All posts tagged data

Privacy

Over at Miskatonic University Press, William Denton writes up a good summary of concerns about the Measure the Future project and privacy. In that post, he says:

Measure the Future has all the best intentions and will use safe methods, but still, it vibes hinky, this idea of putting sensors all over the library to measure where people walk and talk and, who knows, where body temperature goes up or which study rooms are the loudest … and then that would get correlated with borrowing or card swipes at the gate … and knowing that the spy agencies can hack into anything unless the most extreme security measures are taken and there’s never a moment’s lapse … well, it makes me hope they’ll be in close collaboration with the Library Freedom Project.

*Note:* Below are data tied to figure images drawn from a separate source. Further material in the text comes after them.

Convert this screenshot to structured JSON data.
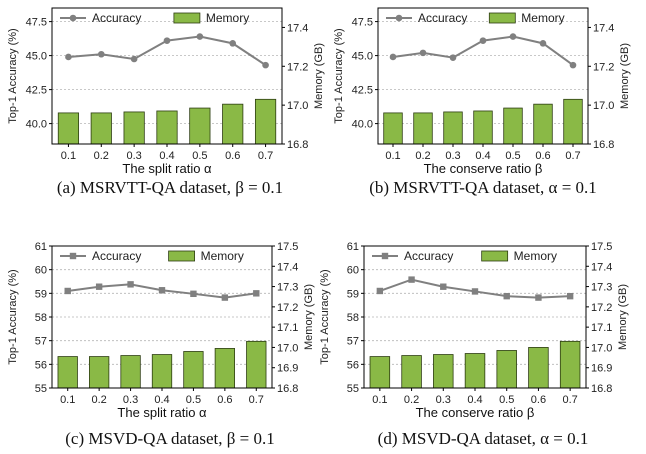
{
  "colors": {
    "bar": "#8ab946",
    "bar_edge": "#2d3d12",
    "line": "#808080",
    "grid": "#b5b5b5"
  },
  "chart_data": [
    {
      "type": "bar+line",
      "xlabel": "The split ratio α",
      "ylabel_left": "Top-1 Accuracy (%)",
      "ylabel_right": "Memory (GB)",
      "caption": "(a) MSRVTT-QA dataset, β = 0.1",
      "x": [
        "0.1",
        "0.2",
        "0.3",
        "0.4",
        "0.5",
        "0.6",
        "0.7"
      ],
      "left_ticks": [
        "47.5",
        "45.0",
        "42.5",
        "40.0"
      ],
      "right_ticks": [
        "17.4",
        "17.2",
        "17.0",
        "16.8"
      ],
      "ylim_left": [
        38.5,
        48.5
      ],
      "ylim_right": [
        16.8,
        17.5
      ],
      "legend": {
        "line": "Accuracy",
        "bar": "Memory",
        "placement": "top"
      },
      "series": [
        {
          "name": "Accuracy",
          "kind": "line",
          "marker": "circle",
          "axis": "left",
          "values": [
            44.9,
            45.1,
            44.75,
            46.1,
            46.4,
            45.9,
            44.3
          ]
        },
        {
          "name": "Memory",
          "kind": "bar",
          "axis": "right",
          "values": [
            16.96,
            16.96,
            16.965,
            16.97,
            16.985,
            17.005,
            17.03
          ]
        }
      ]
    },
    {
      "type": "bar+line",
      "xlabel": "The conserve ratio β",
      "ylabel_left": "Top-1 Accuracy (%)",
      "ylabel_right": "Memory (GB)",
      "caption": "(b) MSRVTT-QA dataset, α = 0.1",
      "x": [
        "0.1",
        "0.2",
        "0.3",
        "0.4",
        "0.5",
        "0.6",
        "0.7"
      ],
      "left_ticks": [
        "47.5",
        "45.0",
        "42.5",
        "40.0"
      ],
      "right_ticks": [
        "17.4",
        "17.2",
        "17.0",
        "16.8"
      ],
      "ylim_left": [
        38.5,
        48.5
      ],
      "ylim_right": [
        16.8,
        17.5
      ],
      "legend": {
        "line": "Accuracy",
        "bar": "Memory",
        "placement": "top"
      },
      "series": [
        {
          "name": "Accuracy",
          "kind": "line",
          "marker": "circle",
          "axis": "left",
          "values": [
            44.9,
            45.2,
            44.85,
            46.1,
            46.4,
            45.9,
            44.3
          ]
        },
        {
          "name": "Memory",
          "kind": "bar",
          "axis": "right",
          "values": [
            16.96,
            16.96,
            16.965,
            16.97,
            16.985,
            17.005,
            17.03
          ]
        }
      ]
    },
    {
      "type": "bar+line",
      "xlabel": "The split ratio α",
      "ylabel_left": "Top-1 Accuracy (%)",
      "ylabel_right": "Memory (GB)",
      "caption": "(c) MSVD-QA dataset, β = 0.1",
      "x": [
        "0.1",
        "0.2",
        "0.3",
        "0.4",
        "0.5",
        "0.6",
        "0.7"
      ],
      "left_ticks": [
        "61",
        "60",
        "59",
        "58",
        "57",
        "56",
        "55"
      ],
      "right_ticks": [
        "17.5",
        "17.4",
        "17.3",
        "17.2",
        "17.1",
        "17.0",
        "16.9",
        "16.8"
      ],
      "ylim_left": [
        55,
        61
      ],
      "ylim_right": [
        16.8,
        17.5
      ],
      "legend": {
        "line": "Accuracy",
        "bar": "Memory",
        "placement": "top"
      },
      "series": [
        {
          "name": "Accuracy",
          "kind": "line",
          "marker": "square",
          "axis": "left",
          "values": [
            59.1,
            59.28,
            59.38,
            59.13,
            58.98,
            58.82,
            59.0
          ]
        },
        {
          "name": "Memory",
          "kind": "bar",
          "axis": "right",
          "values": [
            16.955,
            16.955,
            16.96,
            16.965,
            16.98,
            16.995,
            17.03
          ]
        }
      ]
    },
    {
      "type": "bar+line",
      "xlabel": "The conserve ratio β",
      "ylabel_left": "Top-1 Accuracy (%)",
      "ylabel_right": "Memory (GB)",
      "caption": "(d) MSVD-QA dataset, α = 0.1",
      "x": [
        "0.1",
        "0.2",
        "0.3",
        "0.4",
        "0.5",
        "0.6",
        "0.7"
      ],
      "left_ticks": [
        "61",
        "60",
        "59",
        "58",
        "57",
        "56",
        "55"
      ],
      "right_ticks": [
        "17.5",
        "17.4",
        "17.3",
        "17.2",
        "17.1",
        "17.0",
        "16.9",
        "16.8"
      ],
      "ylim_left": [
        55,
        61
      ],
      "ylim_right": [
        16.8,
        17.5
      ],
      "legend": {
        "line": "Accuracy",
        "bar": "Memory",
        "placement": "top"
      },
      "series": [
        {
          "name": "Accuracy",
          "kind": "line",
          "marker": "square",
          "axis": "left",
          "values": [
            59.1,
            59.58,
            59.28,
            59.08,
            58.88,
            58.82,
            58.88
          ]
        },
        {
          "name": "Memory",
          "kind": "bar",
          "axis": "right",
          "values": [
            16.955,
            16.96,
            16.965,
            16.97,
            16.985,
            17.0,
            17.03
          ]
        }
      ]
    }
  ]
}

A fine, fine point, and one that I felt was important enough that I actually made sure to include a slide in my announcement presentation (which will be going up here on the blog asap) about privacy and how I am very aware of the potential issues here. I have spent a decent amount of time thinking about the threat models for data of this type, and how to properly anonymize/aggregate the data collected by our sensors.

While we are still early on in the thinking about how best to collect the data we need, my best guess right now is that we will be using Machine Vision-based low-resolution image sensors to act as our “counters”. There are many, many ways to count people: laser tripwire sensors, infrared sensors, ultrasonic sensors, and more. But the one that gives us the most flexibility of placement, and handles two very tricky problems well (the multiple-body problem and being able to count directionality of movement) pretty well. Plus machine vision based sensors can get better faster via software updates than any of the other types.

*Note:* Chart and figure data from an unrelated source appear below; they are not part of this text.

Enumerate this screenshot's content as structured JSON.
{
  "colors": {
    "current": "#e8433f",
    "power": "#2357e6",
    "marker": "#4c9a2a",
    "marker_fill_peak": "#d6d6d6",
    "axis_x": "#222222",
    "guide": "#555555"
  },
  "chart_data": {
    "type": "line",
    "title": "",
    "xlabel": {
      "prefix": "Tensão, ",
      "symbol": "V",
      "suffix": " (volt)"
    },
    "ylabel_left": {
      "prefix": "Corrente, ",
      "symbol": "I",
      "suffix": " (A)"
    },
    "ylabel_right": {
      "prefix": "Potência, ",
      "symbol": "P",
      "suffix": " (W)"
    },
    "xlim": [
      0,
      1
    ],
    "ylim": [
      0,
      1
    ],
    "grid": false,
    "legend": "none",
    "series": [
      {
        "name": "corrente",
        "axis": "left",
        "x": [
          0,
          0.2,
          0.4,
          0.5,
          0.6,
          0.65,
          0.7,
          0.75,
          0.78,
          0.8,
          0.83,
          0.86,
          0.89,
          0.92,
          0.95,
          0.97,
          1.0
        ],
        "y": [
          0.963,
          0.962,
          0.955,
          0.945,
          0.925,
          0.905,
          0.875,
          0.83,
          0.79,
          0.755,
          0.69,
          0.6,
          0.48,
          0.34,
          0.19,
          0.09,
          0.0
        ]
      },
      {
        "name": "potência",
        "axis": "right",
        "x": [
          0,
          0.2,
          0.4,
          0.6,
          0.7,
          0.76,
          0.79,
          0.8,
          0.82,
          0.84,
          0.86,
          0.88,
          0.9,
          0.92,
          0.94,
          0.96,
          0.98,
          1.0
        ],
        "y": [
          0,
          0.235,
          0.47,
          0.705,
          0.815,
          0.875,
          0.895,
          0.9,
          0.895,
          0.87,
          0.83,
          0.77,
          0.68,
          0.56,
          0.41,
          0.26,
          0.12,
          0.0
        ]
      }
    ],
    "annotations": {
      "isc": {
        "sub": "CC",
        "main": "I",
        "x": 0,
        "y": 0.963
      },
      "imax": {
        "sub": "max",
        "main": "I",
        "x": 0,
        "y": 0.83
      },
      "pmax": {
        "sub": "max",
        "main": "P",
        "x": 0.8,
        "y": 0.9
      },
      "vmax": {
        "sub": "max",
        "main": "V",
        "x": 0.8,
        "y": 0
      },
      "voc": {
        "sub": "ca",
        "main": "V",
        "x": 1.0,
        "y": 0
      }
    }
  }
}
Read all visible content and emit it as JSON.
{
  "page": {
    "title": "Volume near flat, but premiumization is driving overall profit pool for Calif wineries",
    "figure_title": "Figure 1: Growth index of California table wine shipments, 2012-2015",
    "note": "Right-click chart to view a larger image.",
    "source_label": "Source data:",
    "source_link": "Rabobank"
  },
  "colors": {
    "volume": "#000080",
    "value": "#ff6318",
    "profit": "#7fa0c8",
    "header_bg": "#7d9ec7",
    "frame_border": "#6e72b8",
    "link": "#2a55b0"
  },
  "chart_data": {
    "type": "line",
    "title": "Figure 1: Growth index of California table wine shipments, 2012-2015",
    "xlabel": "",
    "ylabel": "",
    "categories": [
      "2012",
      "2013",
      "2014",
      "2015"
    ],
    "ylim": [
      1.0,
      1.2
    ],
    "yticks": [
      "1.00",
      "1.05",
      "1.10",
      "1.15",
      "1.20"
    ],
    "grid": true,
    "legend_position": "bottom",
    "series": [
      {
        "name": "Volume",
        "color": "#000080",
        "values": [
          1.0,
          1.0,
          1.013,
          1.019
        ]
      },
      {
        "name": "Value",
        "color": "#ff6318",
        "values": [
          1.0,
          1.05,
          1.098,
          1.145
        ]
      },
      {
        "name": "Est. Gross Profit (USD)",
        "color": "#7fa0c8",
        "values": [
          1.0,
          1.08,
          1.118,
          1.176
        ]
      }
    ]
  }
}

Using these types of sensors, the data collected will be something like a timestamped interger along with a directional measure (into the space, out of the space). There won’t be any form of individualized tracking…we don’t need to know who the patron is, and we don’t care. Correlation with circulation data, which I do think will be incredibly valuable in order to see if browsing behaviors correlate with circulation, can be done without caring at all about patron information. All we need to know is if a book circulated (any book) in the range that was browsed (by anyone). It doesn’t matter for our purposes if it’s the same person doing both things, as we’re just going to be looking at correlation in large data sets.

Believe me, I understand how much this data could be abused. Not only do I plan to build measurement tools that respect patron privacy, I’m going to try and build tools whose data structures and management make it impossible for libraries to misuse the data at all. And I’m totally happy to work with The Library Freedom Project or anyone else that can help me make sure that our data is clean and free of concern.